Organizations need more doers than dreamers.

A team of dreamers will start a thousand things and finish none. (Yes, that’s an exaggeration. Everything in this post is a bit exaggerated.)

doers fix the train wreck dreamers create.

 

Dreamers start things. Doers finish things.

Doers think dreamers:

  1. Start too many things.
  2. Get distracted by shiny objects.
  3. Don’t finish what they start.
  4. Don’t understand how much work it takes to finish.

Dreamers think doers:

  1. Begin with, “No.”
  2. Drag their feet.
  3. Spend too much time planning.

It’s easy to dream if you haven’t finished anything.

Dreamers cp. Doers

  • Dreamers thrive on progress.
  • Doers thrive on plans.
  • Dreamers think people will figure things out.
  • Doers think no one knows what’s going on.
  • Dreamers figure things out as they go.
  • Doers figure things out before they go.
  • Dreamers enjoy freedom and flexibility.
  • Doers enjoy processes and systems.
  • Dreamers start with ‘yes.’ “Let’s get going.”
  • Doers start with ‘no.’ They don’t begin things they can’t finish.
  • Dreamers get in over their heads.
  • Doers save the day when lack of planning creates a crisis.

  • Dreamers think about what could go right.
  • Doers think about what could go wrong.

Doers fix the train wreck dreamers create. 

7 tips for leaders:

  1. Convince a doer they can succeed and they’ll go through hell to finish.
  2. Listen to a doers ‘no.’ Answering their reluctance is creating a workable plan.
  3. Dreamers are flashier than doers.
  4. Honor hard work more than big talk.
  5. Ask doers, “What do we need to do?”
  6. Ask dreamers, “Where do we need to go?”
  7. Beware of resentment between dreamers and doers. They rub each other the wrong way.
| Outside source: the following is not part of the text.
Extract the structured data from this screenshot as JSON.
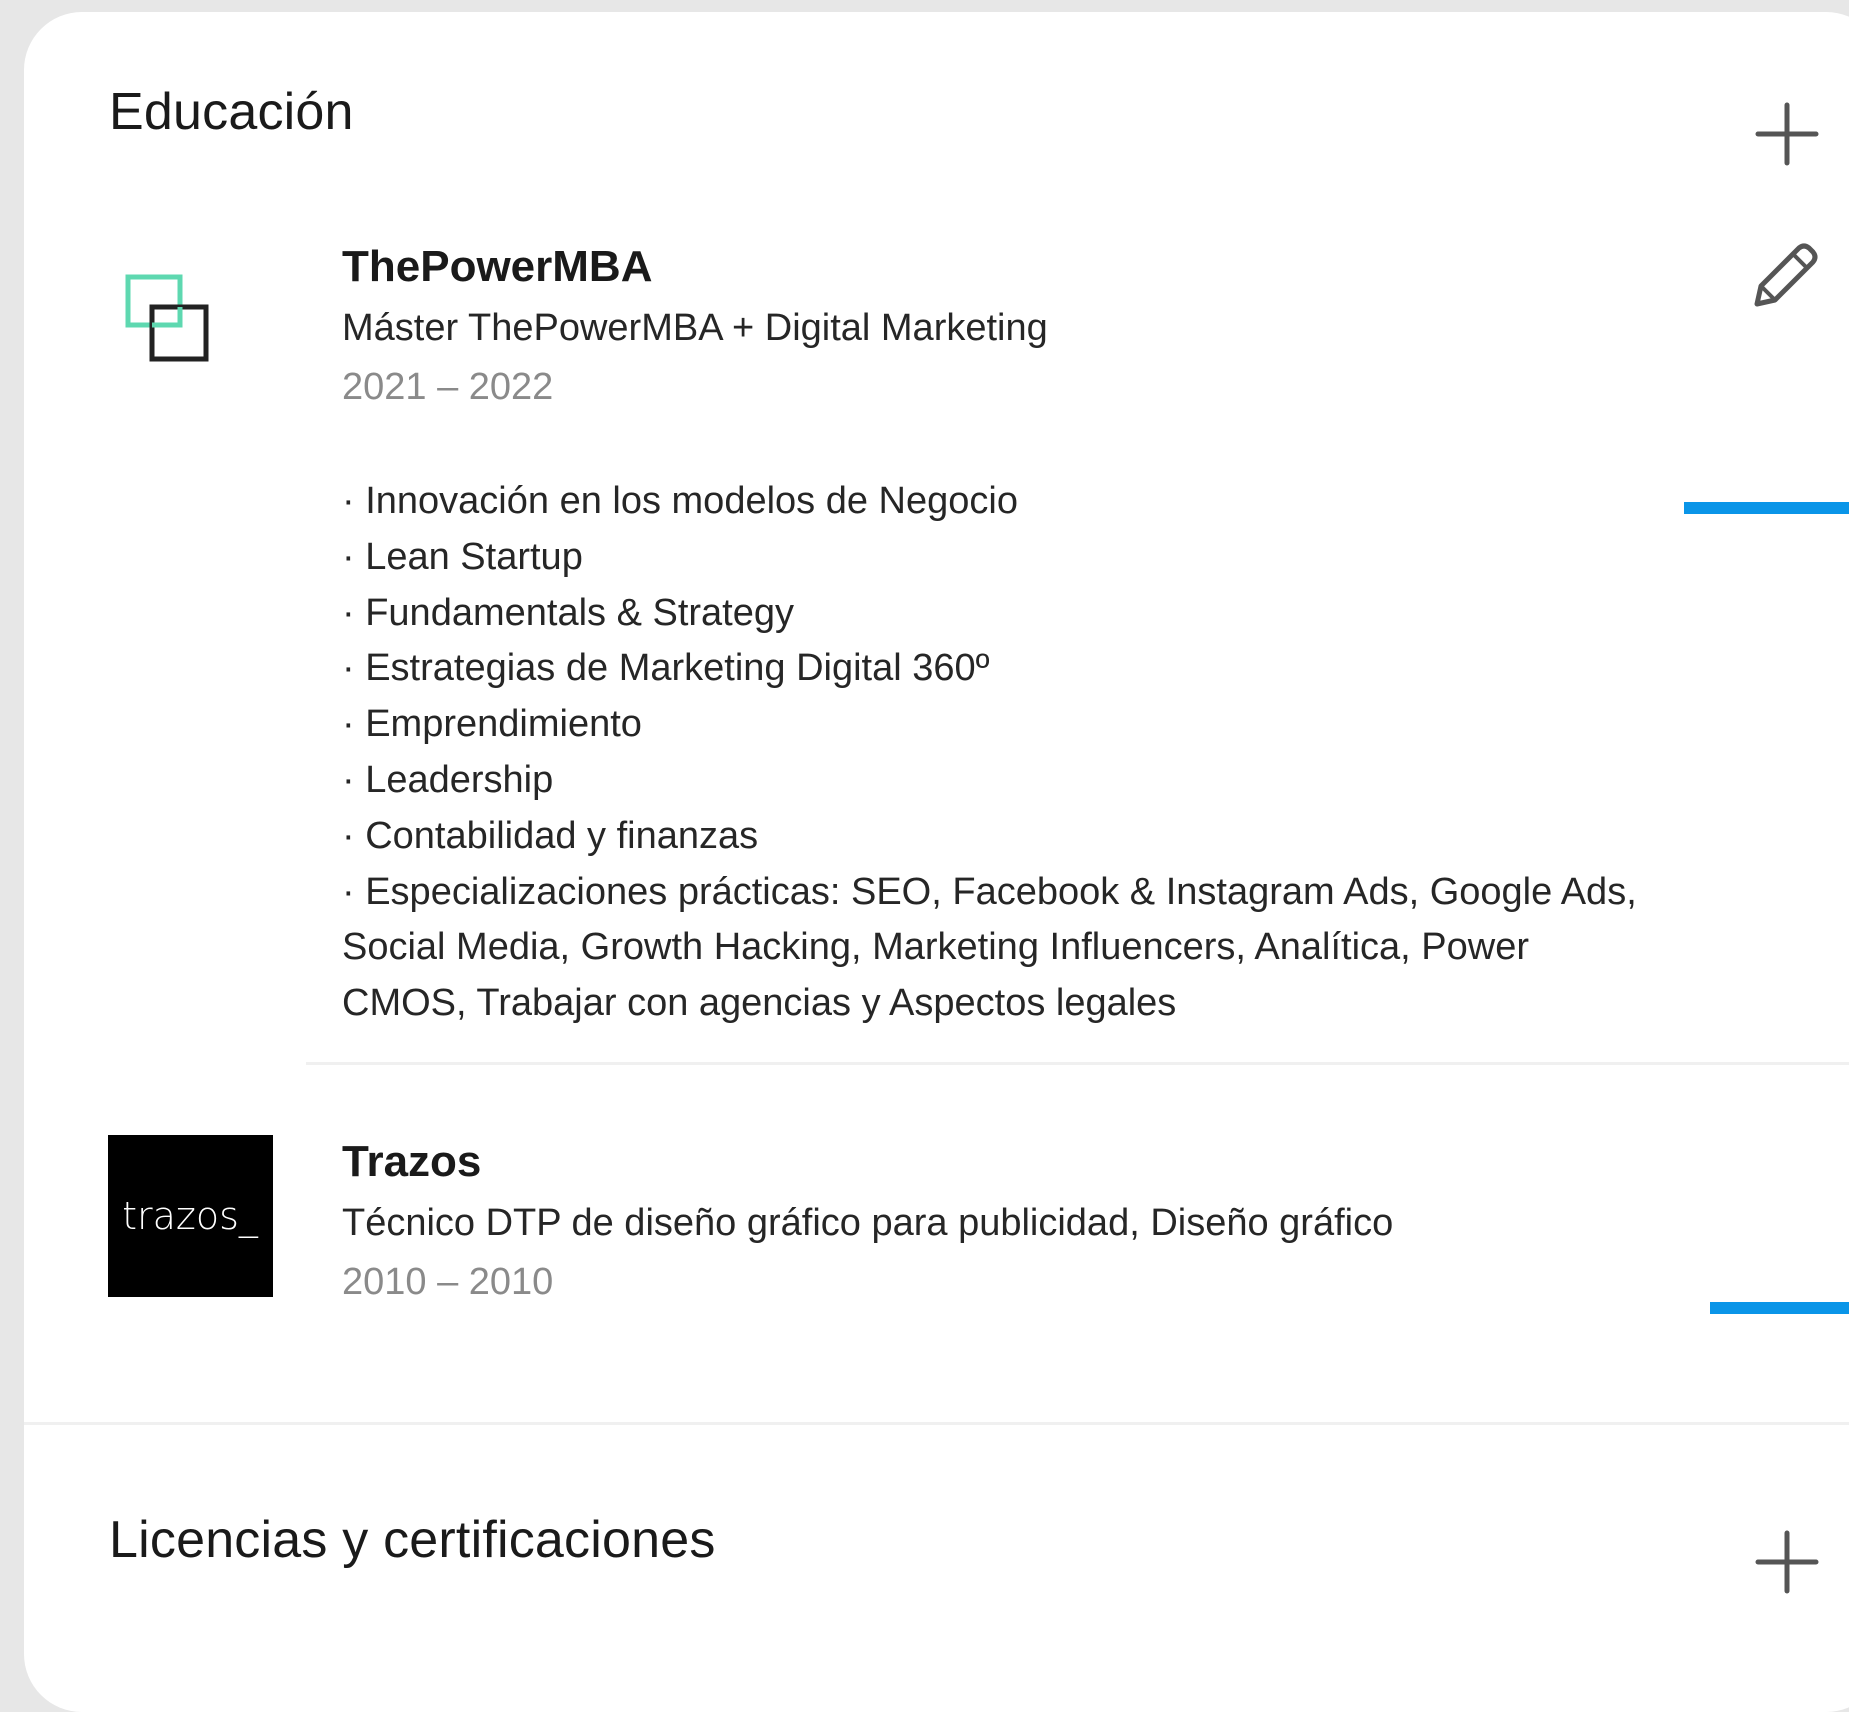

Everyone is both a dreamer and a doer. But all of us are more one than the other. The more of one you are, the more frustrating the other becomes.

Skillful leaders notice and navigate collisions between doers and dreamers.

What’s the difference between doers and dreamers?

How might leaders maximize the strengths of doers and dreamers?